Sehr geehrter Herr Altmaier,

"Wir werden ab sofort keine Ausfuhren an Länder genehmigen, solange diese unmittelbar am Jemen-Krieg beteiligt sind". So steht es im Koalitionsvertrag der aktuellen GroKo, es geht natürlich um Waffenexporte. Nun sehe ich ein, dass der Konflikt im Jemen nicht leicht zu durchschauen ist. Jede Menge Länder sind auf die eine oder andere Weise in den Krieg verwickelt, da verliert man schon mal den Überblick. Außerdem waren die Koalitionspartnerinnen so schlau, das Wörtchen "unmittelbar" in diese ansonsten relativ klar formulierte Passage einzufügen. Das eröffnet einen gewissen Interpretationsspielraum. Reicht eine Unterstützungserklärung, um als "unmittelbar beteiligt" zu gelten? Oder Waffenlieferungen an die Kriegsparteien? Ist eine Beteiligung an Luftangriffen ausreichend, oder müssen Bodentruppen präsent sein? Und was ist, wenn nur Aufklärungsflüge unternommen, aber keine eigenen Waffen abgefeuert wurden? Die Möglichkeiten, sich die Sache schönzudefinieren sind mannigfach.

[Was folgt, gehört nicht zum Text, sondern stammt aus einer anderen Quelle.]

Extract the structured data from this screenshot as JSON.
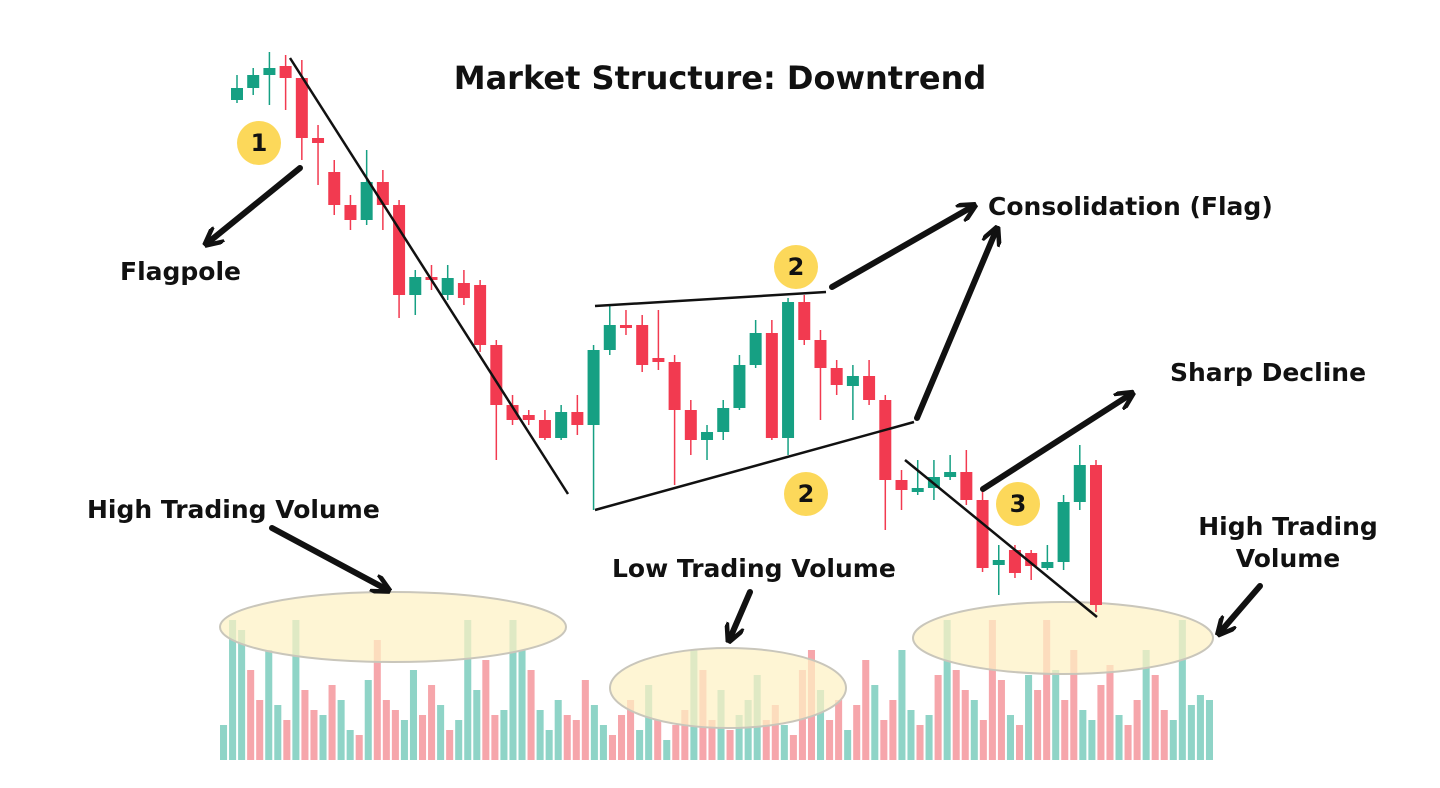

So finden sich also genug halbgare Entschuldigungen dafür, dass die Regierung (mit Ihnen als Wirtschaftsminister) nun erneut Waffenexporte nach Ägypten, Jordanien, die Vereinigten Arabischen Emirate und Katar genehmigt hat. Diese Länder sind zwar alle Teil des Bündnisses, das seit 2015 den Kampf des alten jemenitischen Präsidenten Hadi gegen die Huthi-Rebellen unterstützt, die ihn stürzen woll(t)en, aber klar, wenn es um das Wohl der deutschen Kriegsindutrie geht, ist man sich für Verharmlosungen und Umdeutungen der eigenen Versprechen nicht zu schade.
Spannend bleibt aber, wie Sie rechtfertigen wollen, dass auch Saudi-Arabien Rüstungsgüter erhält. Das Königreich führt die Militärkoalition an, die den Krieg im Jemen ohne jede Rücksicht auf zivile Opfer führt (als wäre es nicht menschenfeindlich genug, dass er überhaupt geführt wird). Egal, wie viel Mühe Sie sich geben: An der Tatsache, dass Saudi-Arabien "unmittelbar" in den Krieg im Jemen involviert ist, führt kein Weg vorbei. Wie deckt sich das mit der Vereinbarung im Koalitionsvertrag? Erklären Sie sich!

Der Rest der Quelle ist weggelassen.